The rules of golf: What constitutes a teeing area?

Seamus Rotherick
By Seamus Rotherick November 13, 2019 12:01

Shona McRae, The R&A’s Assistant Rules Director, details what a teeing area constitutes and advises on the location of tee-markers.

The teeing area is an important area of the golf course – after all, it’s where it all starts. The Rules stipulate that the player must start each hole by playing a ball from anywhere inside the teeing area under Rule 6.2b.

One of the duties of the committee, or a duty that is often passed on to the course maintenance team, is to establish the teeing area for each hole.

The teeing area is defined as a rectangle that is two club-lengths deep where the front edge is defined by the line between the forward-most points of two tee-markers and the side edges are defined by the lines back from the outside points of the tee-markers.

In situating this teeing area, the committee should always attempt to position the tee-markers far enough forward so that players can use the entire two club-lengths permitted. However, this two club-lengths may be restricted at times by overhanging branches or walls that are very close to the ground built for the tee. That said, the aim is to give the golfer as much of the two club-lengths wherever possible, so avoiding such obstacles is recommended.

The width of the teeing area will very much be determined by the width of the ground available for the teeing area. While there are no restrictions on the positioning of the tee-markers and the width they are placed apart, it is good practice to place the two tee-markers approximately six paces from each other. If they are placed too far apart, then this can make it difficult for a player to determine if a ball has been teed within the teeing area.

A player may also stand outside the teeing area in making a stroke at a ball in the teeing area, so leaving a small amount of room either side of the tee-markers on the flat ground is recommended to allow a player to take a stance on the edge of the teeing area – remember both left and right-handed players!

Another negative of placing the tee-markers too far apart is that it can result in divot holes covering a much larger area on par three holes.
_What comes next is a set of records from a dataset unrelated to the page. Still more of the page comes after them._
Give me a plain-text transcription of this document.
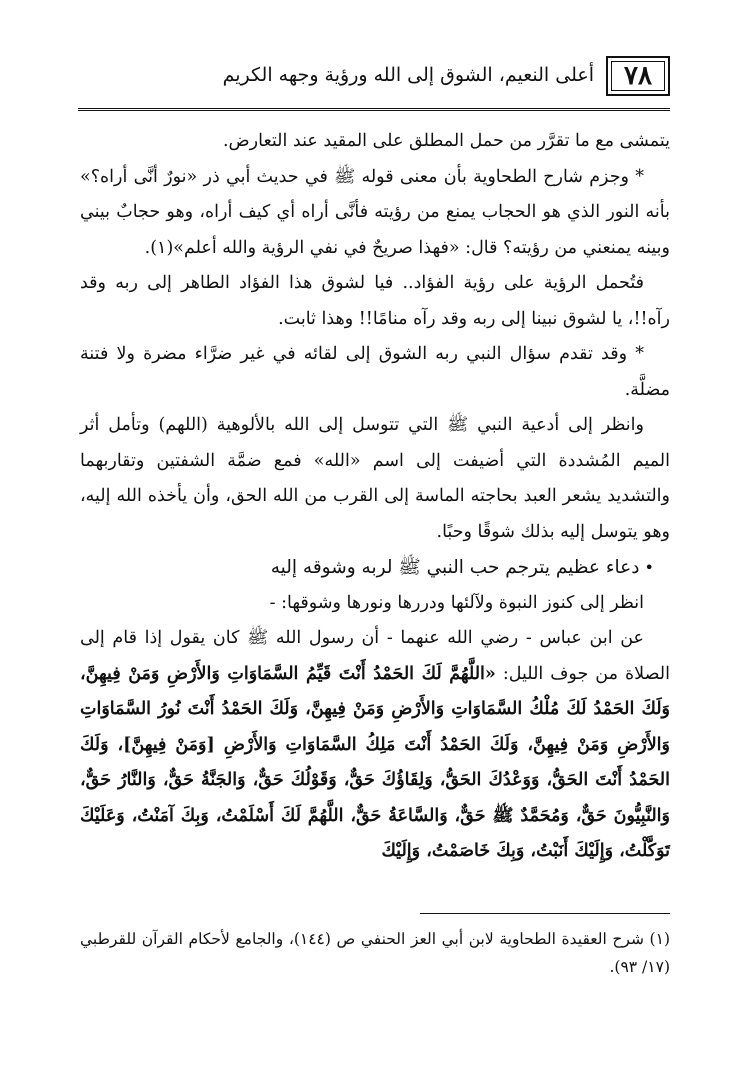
٧٨
أعلى النعيم، الشوق إلى الله ورؤية وجهه الكريم

يتمشى مع ما تقرَّر من حمل المطلق على المقيد عند التعارض.

* وجزم شارح الطحاوية بأن معنى قوله ﷺ في حديث أبي ذر «نورٌ أنَّى أراه؟» بأنه النور الذي هو الحجاب يمنع من رؤيته فأنَّى أراه أي كيف أراه، وهو حجابٌ بيني وبينه يمنعني من رؤيته؟ قال: «فهذا صريحٌ في نفي الرؤية والله أعلم»(١).

فتُحمل الرؤية على رؤية الفؤاد.. فيا لشوق هذا الفؤاد الطاهر إلى ربه وقد رآه!!، يا لشوق نبينا إلى ربه وقد رآه منامًا!! وهذا ثابت.

* وقد تقدم سؤال النبي ربه الشوق إلى لقائه في غير ضرَّاء مضرة ولا فتنة مضلَّة.

وانظر إلى أدعية النبي ﷺ التي تتوسل إلى الله بالألوهية (اللهم) وتأمل أثر الميم المُشددة التي أضيفت إلى اسم «الله» فمع ضمَّة الشفتين وتقاربهما والتشديد يشعر العبد بحاجته الماسة إلى القرب من الله الحق، وأن يأخذه الله إليه، وهو يتوسل إليه بذلك شوقًا وحبًا.

• دعاء عظيم يترجم حب النبي ﷺ لربه وشوقه إليه

انظر إلى كنوز النبوة ولآلئها ودررها ونورها وشوقها: -

عن ابن عباس - رضي الله عنهما - أن رسول الله ﷺ كان يقول إذا قام إلى الصلاة من جوف الليل: «اللَّهُمَّ لَكَ الحَمْدُ أَنْتَ قَيِّمُ السَّمَاوَاتِ وَالأَرْضِ وَمَنْ فِيهِنَّ، وَلَكَ الحَمْدُ لَكَ مُلْكُ السَّمَاوَاتِ وَالأَرْضِ وَمَنْ فِيهِنَّ، وَلَكَ الحَمْدُ أَنْتَ نُورُ السَّمَاوَاتِ وَالأَرْضِ وَمَنْ فِيهِنَّ، وَلَكَ الحَمْدُ أَنْتَ مَلِكُ السَّمَاوَاتِ وَالأَرْضِ [وَمَنْ فِيهِنَّ]، وَلَكَ الحَمْدُ أَنْتَ الحَقُّ، وَوَعْدُكَ الحَقُّ، وَلِقَاؤُكَ حَقٌّ، وَقَوْلُكَ حَقٌّ، وَالجَنَّةُ حَقٌّ، وَالنَّارُ حَقٌّ، وَالنَّبِيُّونَ حَقٌّ، وَمُحَمَّدٌ ﷺ حَقٌّ، وَالسَّاعَةُ حَقٌّ، اللَّهُمَّ لَكَ أَسْلَمْتُ، وَبِكَ آمَنْتُ، وَعَلَيْكَ تَوَكَّلْتُ، وَإِلَيْكَ أَنَبْتُ، وَبِكَ خَاصَمْتُ، وَإِلَيْكَ

(١) شرح العقيدة الطحاوية لابن أبي العز الحنفي ص (١٤٤)، والجامع لأحكام القرآن للقرطبي (١٧/ ٩٣).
The scope to move the teeing area to fresh ground that is not damaged is therefore reduced and limits the choice of changing the angle of attack to the green.

Shona McRae

Finally, in terms of the position of the tee-markers in relation to the measured course (also known as the ‘stones’), the Rules of Golf do not determine the position of the tee-markers in relation to the length of the hole and its par. These matters are determined by the handicap system and the requirements for scores for handicap qualifying purposes.

Therefore, if you plan to move a teeing area that would affect the length of the hole significantly, it is worth checking with your national golf union as to the implications for handicapping.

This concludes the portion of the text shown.